The next place I searched was the New York Times Archive. A subscription is required to access the archives but individuals with a .edu email address get free access to the whole TimesSelect package. To find contemporary analysis of the Roe decision, I specifically searched for ‘abortion court‘ and found a number of hits that dealt with the political and policy implications. A front-page article from January 23 quotes a member of the New York state legislature as saying “I will have to study the decision to see if the language allows room for my bill but I will not change my bill to suit the decision.” Another article from January 23 provides excerpts from the Justice Blackmun’s opinion and from Justice White’s dissent.
As early as April 1973, just 3 months after the decision was released, critical analysis of the Roe decision started popping up in law reviews across the country. The first of which I found was John Hart Ely’s review in the Yale Law Journal and he cuts straight to the privacy matter:
[I]t seems to me entirely proper to infer a general right of privacy, so long as some care is taken in defining the sort of right the inference will support. . . .
Unfortunately, . . . the Court provides neither an alternative definition nor an account of why it thinks privacy is involved. It simply announces that the right to privacy “is broad enough to encompass a woman’s decision whether or not to terminate her pregnancy.”

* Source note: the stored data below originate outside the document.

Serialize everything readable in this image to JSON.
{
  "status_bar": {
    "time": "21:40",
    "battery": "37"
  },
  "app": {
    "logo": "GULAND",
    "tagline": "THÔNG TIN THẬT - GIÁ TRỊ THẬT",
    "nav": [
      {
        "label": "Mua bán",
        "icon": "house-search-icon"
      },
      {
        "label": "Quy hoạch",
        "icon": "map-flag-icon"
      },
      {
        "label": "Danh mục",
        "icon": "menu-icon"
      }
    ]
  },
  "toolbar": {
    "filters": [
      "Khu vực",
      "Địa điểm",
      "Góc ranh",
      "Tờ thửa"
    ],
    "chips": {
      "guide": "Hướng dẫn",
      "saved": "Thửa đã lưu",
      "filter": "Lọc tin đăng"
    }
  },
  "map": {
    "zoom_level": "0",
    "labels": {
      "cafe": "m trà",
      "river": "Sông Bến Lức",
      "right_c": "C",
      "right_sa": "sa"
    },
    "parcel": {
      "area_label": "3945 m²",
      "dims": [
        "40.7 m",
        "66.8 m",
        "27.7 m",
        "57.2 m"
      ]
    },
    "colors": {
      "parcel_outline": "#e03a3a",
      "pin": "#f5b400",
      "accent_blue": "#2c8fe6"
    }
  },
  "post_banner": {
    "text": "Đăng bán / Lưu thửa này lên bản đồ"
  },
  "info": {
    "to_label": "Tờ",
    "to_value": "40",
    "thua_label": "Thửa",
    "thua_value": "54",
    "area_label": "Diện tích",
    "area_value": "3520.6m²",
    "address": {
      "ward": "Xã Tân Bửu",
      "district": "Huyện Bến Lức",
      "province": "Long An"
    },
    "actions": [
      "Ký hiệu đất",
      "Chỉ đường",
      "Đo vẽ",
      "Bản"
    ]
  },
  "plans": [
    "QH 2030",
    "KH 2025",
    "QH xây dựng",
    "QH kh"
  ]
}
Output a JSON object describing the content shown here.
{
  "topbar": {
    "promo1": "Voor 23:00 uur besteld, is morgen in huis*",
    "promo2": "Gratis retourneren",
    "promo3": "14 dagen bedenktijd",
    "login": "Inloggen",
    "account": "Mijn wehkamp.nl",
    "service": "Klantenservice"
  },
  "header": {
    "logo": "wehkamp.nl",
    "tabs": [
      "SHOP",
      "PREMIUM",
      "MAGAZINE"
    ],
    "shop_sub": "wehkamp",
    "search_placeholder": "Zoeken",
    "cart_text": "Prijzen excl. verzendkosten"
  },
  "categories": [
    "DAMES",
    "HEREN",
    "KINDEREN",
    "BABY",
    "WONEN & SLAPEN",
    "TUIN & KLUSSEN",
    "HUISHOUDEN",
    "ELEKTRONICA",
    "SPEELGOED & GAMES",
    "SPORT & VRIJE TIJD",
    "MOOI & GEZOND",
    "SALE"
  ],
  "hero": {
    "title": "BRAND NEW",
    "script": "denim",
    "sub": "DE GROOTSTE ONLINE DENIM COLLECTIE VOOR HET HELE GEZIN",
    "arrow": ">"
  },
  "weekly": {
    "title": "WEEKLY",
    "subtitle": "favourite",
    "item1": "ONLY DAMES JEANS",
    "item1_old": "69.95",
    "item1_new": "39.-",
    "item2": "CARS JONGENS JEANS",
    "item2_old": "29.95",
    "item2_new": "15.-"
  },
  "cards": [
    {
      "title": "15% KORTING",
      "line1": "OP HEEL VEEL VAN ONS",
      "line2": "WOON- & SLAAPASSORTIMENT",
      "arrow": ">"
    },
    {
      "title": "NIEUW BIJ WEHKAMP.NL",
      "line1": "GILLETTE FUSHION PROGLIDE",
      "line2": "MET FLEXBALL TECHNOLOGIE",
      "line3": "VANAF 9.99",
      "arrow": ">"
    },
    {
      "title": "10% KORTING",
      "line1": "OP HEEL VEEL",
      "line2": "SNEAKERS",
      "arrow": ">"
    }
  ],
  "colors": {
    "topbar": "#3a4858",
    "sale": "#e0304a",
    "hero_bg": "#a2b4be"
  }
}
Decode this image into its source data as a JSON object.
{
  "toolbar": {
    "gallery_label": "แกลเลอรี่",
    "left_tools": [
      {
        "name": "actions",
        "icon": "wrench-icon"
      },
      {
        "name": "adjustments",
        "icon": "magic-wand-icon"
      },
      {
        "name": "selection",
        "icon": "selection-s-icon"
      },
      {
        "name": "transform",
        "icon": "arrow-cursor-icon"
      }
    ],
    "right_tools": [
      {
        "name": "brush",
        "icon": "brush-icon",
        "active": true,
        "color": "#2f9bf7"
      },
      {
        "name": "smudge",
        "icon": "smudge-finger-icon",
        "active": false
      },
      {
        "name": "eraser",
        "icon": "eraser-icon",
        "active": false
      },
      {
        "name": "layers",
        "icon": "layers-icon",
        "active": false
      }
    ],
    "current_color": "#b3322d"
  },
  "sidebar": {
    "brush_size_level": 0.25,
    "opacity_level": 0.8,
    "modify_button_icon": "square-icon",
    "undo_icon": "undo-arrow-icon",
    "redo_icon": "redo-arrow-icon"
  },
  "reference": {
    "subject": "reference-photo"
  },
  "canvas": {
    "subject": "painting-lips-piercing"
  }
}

Thomas tried to join the Yale Law Journal during his time in the law school but wasn’t accepted. Presumably, if he had joined the Journal, he would have at least read about Roe. In November 1973, Professor Laurence Tribe authored a review of the Court’s 1972 term in the Harvard Law Review and devoted a considerable number of pages to analysis of Roe. At one point he offers commentary that sounds eerily like the commentary Justices would provide decades later in Casey and Carhart.

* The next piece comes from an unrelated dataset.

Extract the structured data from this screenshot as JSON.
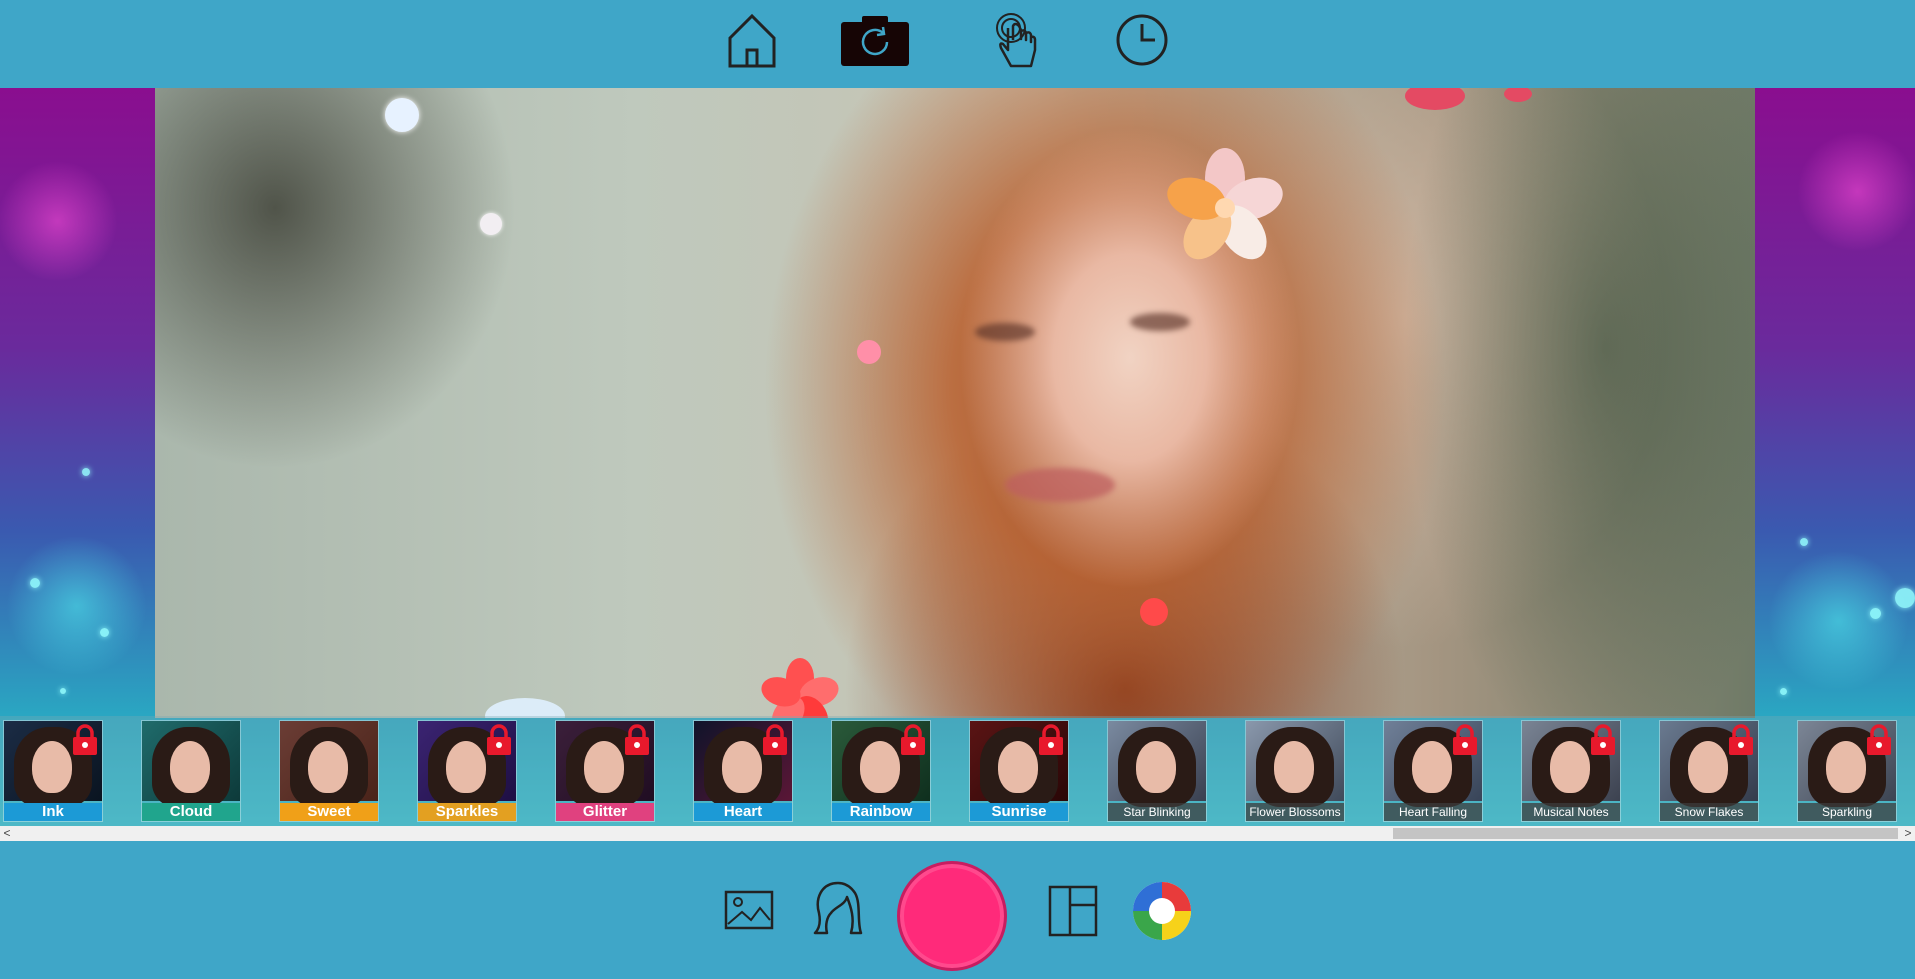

It is as though the Supreme Court were itself choosing, with the legislature’s help on matters of factual detail, either for itself or for some hypothetical person, between abortion and continued pregnancy
Justice Ginsburg wrote in Carhart:
It tolerates, indeed applauds, federal intervention to ban nationwide a procedure found necessary and proper in certain cases by the American College of Obstetricians and Gynecologists (ACOG).
Some things never change. Regardless of what Stevens was asked during his confirmation hearings, Roe v. Wade was almost definitely a major issue in the minds of his contemporaries.
Updated 7/30 @ 9:13- I was rereading Tribe’s article in the Harvard Law Review when I ran across this analysis:
When the court had its most dramatic opportunity to express its supposed aversion to substantive due process, it carried that doctrine to lengths few observers had expected, imposing limits on permissible abortion legislation to severe that no abortion law in the United States remained valid
I’m not sure if I would consider that “a fairly standard, noncontroversial matter.” I found law review articles from 1973 (Supreme Court Review), 1974 (Columbia Law Review and Supreme Court Review), 1975 (California Law Review), and 1976 (Virginia Law Review) all of which discuss the Roe decision at great length.